MAINTENANCE SUGGESTIONS FOR TODAY
PRE: WARM UP FLOW, THORACIC SPINE RELEASE
POST: HIPS 2.0, SHOULDERS FLOW


PROGRAM A

PROGRAM A

WARM UP
PULL UP WARM UP
SHOULDER WARM UP

WORKOUT

Part 1

7 Min AMRAP
(As Many Rounds and Reps as Possible in 7 Min)


7 Pull Ups / Bent Over Rows
7 DB Push Press

Strict Pull Up Option: 4-6 Strict Pull Ups per Round

Rest 3 Minutes Before Part 2

Part 2

7 Min AMRAP
(As Many Rounds and Reps as Possible in 7 Min)


7 Toes to Bar / Single DB Supine Toe Touches
7 KB/DB Swings

Suggested Weight Men: 40# DBs / 40-55# KB
Suggested Weight Women: 25# DBs / 25-35# KB

Extra Challenge Men: 50# DBs / 10 Reps of All Movements
Extra Challenge Women: 35# DBs / 10 Reps of All Movements

Score 1: Total Number of Completed Rounds + any AddItional Reps
Score 2: Total Number of Completed Rounds + any Additional Reps

Goal Part 1: 6-9 Rounds
Goal Part 2: 6-9 Rounds

COACHES NOTES
Make sure you warm up those shoulders a lot today, there is a lot of pulling and pushing in this one. The goal for each part is to complete a round every :50-1:20. Choose a variation on the pull up, you can complete 7 reps in 1-2 sets the whole way through. Choose a load on the push presses you can go unbroken most, if not all the way. Try not to sprint out of the gate on this one, the shoulders fatigue fast so it's better to pick a smooth pace that won't drop off too much by the end.

Break up the toes to bar early. Your grip will be affected by part 1 and by the kettlebell swings. Choose a variation that you can complete 7 reps in under :40 the whole time. Dig deep and hold on during the swings, they should be unbroken the whole way!

PULL UPS
You have the option of strict, kipping, butterfly pull ups, or choose one of the customizations below. Grip the bar a little wider than shoulder width. Fire up the lats by drawing the shoulders down away from the ears. Keep the belly tight. Make sure that you start all the way at the bottom and either get the chin over or pull the chest all the way up at the top! If you choose to use a band, stay in control and avoid the bounce out of the bottom.

CUSTOMIZATIONS
TRX/Ring Row
Supine Row
Bent Over Row
Banded Pull Ups

DUMBBELL PUSH PRESS
Hold a dumbbell in each hand at the shoulders. Feet are between hip and shoulder width apart. Chest up. Belly tight. Keep your heels down, let your knees track forward as you dip your hip. Chest stays lifted. Stand up fast. As the DBs pop up off the shoulders, press straight up to lock out.
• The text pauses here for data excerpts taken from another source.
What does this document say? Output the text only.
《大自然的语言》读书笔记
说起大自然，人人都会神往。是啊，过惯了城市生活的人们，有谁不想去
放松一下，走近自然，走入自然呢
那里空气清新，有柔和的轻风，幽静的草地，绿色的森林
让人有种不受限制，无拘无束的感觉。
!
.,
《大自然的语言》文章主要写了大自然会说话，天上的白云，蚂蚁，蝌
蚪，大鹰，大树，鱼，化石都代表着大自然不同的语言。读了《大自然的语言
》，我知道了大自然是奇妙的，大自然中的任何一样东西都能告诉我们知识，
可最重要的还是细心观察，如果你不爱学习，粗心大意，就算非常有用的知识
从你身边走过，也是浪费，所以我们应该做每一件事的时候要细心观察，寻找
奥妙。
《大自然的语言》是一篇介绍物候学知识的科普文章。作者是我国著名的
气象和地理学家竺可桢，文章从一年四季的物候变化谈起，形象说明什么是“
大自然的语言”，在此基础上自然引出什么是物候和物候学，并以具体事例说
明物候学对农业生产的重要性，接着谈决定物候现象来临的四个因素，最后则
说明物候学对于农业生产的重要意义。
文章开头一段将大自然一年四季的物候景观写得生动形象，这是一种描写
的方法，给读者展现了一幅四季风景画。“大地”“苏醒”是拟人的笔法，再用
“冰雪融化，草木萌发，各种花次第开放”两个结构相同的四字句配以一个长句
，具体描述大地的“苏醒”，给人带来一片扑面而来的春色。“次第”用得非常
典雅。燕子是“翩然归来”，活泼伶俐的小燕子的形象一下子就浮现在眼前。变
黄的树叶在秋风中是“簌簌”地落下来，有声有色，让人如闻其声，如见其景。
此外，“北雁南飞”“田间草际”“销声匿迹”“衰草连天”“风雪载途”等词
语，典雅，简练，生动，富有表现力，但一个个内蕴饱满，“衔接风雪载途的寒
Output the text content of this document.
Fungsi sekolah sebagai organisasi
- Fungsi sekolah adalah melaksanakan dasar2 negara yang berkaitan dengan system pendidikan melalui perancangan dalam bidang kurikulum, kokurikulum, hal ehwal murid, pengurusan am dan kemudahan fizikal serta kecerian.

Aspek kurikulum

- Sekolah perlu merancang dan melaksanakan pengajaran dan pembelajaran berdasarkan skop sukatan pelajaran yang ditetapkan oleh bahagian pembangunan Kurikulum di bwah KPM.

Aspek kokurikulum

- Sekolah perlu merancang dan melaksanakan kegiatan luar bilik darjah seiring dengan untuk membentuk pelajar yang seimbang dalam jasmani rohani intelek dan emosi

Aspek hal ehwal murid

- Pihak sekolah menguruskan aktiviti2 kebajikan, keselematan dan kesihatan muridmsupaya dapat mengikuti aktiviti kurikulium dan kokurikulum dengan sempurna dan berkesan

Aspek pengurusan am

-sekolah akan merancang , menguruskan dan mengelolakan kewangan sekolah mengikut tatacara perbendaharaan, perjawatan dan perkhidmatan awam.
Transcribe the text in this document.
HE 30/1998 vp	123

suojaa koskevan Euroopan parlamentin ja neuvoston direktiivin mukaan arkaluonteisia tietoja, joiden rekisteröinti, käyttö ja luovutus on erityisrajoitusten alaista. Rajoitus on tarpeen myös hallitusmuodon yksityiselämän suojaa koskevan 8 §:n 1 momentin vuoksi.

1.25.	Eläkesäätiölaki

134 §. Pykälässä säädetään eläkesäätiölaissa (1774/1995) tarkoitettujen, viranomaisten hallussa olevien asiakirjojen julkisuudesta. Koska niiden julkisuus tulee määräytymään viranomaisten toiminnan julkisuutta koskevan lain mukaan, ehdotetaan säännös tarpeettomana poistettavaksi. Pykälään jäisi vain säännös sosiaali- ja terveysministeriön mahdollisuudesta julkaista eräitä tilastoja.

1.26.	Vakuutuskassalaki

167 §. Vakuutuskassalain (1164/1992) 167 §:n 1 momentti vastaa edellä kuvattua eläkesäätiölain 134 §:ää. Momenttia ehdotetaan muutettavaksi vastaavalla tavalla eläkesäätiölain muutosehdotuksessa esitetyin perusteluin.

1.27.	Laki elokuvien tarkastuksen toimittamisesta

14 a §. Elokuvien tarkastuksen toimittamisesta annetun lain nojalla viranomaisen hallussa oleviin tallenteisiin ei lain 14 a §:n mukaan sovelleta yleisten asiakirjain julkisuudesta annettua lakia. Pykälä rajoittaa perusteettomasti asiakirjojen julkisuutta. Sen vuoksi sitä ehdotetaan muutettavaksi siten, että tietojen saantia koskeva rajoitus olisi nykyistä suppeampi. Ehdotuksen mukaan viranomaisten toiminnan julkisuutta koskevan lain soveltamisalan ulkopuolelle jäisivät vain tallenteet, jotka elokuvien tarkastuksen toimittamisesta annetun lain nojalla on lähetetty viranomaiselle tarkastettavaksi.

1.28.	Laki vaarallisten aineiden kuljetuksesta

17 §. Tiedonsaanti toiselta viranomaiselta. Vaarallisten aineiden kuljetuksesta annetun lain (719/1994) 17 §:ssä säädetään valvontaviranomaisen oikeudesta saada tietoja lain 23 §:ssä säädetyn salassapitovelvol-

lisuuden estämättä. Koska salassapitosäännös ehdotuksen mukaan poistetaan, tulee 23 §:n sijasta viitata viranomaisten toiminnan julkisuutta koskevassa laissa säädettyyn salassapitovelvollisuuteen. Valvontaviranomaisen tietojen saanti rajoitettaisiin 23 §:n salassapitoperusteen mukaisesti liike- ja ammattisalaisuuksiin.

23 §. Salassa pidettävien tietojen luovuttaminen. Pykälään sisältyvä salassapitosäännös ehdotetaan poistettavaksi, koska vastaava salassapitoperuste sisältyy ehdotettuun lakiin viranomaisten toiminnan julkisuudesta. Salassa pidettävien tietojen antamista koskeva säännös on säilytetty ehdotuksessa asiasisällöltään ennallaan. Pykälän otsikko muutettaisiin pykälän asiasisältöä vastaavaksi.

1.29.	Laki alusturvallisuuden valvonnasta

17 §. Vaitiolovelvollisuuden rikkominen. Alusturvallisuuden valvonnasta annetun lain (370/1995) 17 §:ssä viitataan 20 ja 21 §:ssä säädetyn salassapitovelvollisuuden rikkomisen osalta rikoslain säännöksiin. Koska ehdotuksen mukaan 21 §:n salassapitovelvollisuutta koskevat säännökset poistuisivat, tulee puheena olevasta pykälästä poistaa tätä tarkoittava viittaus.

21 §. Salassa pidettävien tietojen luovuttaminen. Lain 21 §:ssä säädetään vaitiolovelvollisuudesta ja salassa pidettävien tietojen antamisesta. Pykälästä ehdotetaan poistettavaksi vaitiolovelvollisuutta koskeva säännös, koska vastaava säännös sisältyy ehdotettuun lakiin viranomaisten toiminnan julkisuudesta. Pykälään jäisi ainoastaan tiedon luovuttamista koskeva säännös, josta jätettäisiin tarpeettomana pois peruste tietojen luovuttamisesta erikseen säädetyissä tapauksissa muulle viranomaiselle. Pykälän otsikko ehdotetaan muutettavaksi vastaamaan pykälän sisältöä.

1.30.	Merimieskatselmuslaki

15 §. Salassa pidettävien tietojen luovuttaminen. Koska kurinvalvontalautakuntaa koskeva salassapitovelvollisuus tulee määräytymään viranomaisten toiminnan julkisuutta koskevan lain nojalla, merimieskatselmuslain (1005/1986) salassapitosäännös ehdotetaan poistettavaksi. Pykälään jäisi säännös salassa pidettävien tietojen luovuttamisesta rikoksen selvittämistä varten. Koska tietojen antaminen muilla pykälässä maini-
Finish with biceps by the ears. Standing tall. Locked out elbows. Belly tight.

CUSTOMIZATIONS
Lighter weight

TOES TO BAR
Start hanging from the bar with hands slightly wider than shoulders, shoulders drawn down away from your ears and arms straight. Think about pushing the bar out in front of you so your shoulders travel back behind the bar as you raise your toes up to touch bar between your hands. Make sure you keep that active shoulder position as you lower your feet back down and behind you.

If you don't have a pull up bar, or if you simply prefer them, go with V-Ups.

CUSTOMIZATIONS
Knee-Ups
Supine Toe Touches
Weighted Sit Ups
Regular Sit Ups

Mamas, go with eye-level swings, ball slams, deadbugs or check out the mama mods on Members-Only for more options!

KB/DB SWINGS
Hold the weight with both hands at the waist. Feet shoulder width apart, heels are down. Hinge forward at the hips and bend the knees slightly. Keep the chest lifted, heels down, belly tight and arms straight. Pull the weight back through the legs. Stand up HARD and FAST to make the dumbbell weightless and (keeping the belly tight) guide the weight overhead. Allow gravity to bring it back down and back between the legs. Don't allow it to pull you forward. Keep those heels down!

CUSTOMIZATION
Eye Level Swing

PROGRAM B

PROGRAM B

WARM UP
PULL UP WARM UP
OVERHEAD WARM UP

WORKOUT

Part 1

7 Min AMRAP
(As Many Rounds and Reps as Possible in 7 Min)

7 Pull Ups / Bent Over Rows
7 Push Press

Strict Pull Up Option: 4-6 Strict Pull Ups per Round

Rest 3 Minutes Before Part 2

Part 2

7 Min AMRAP
(As Many Rounds and Reps as Possible in 7 Min)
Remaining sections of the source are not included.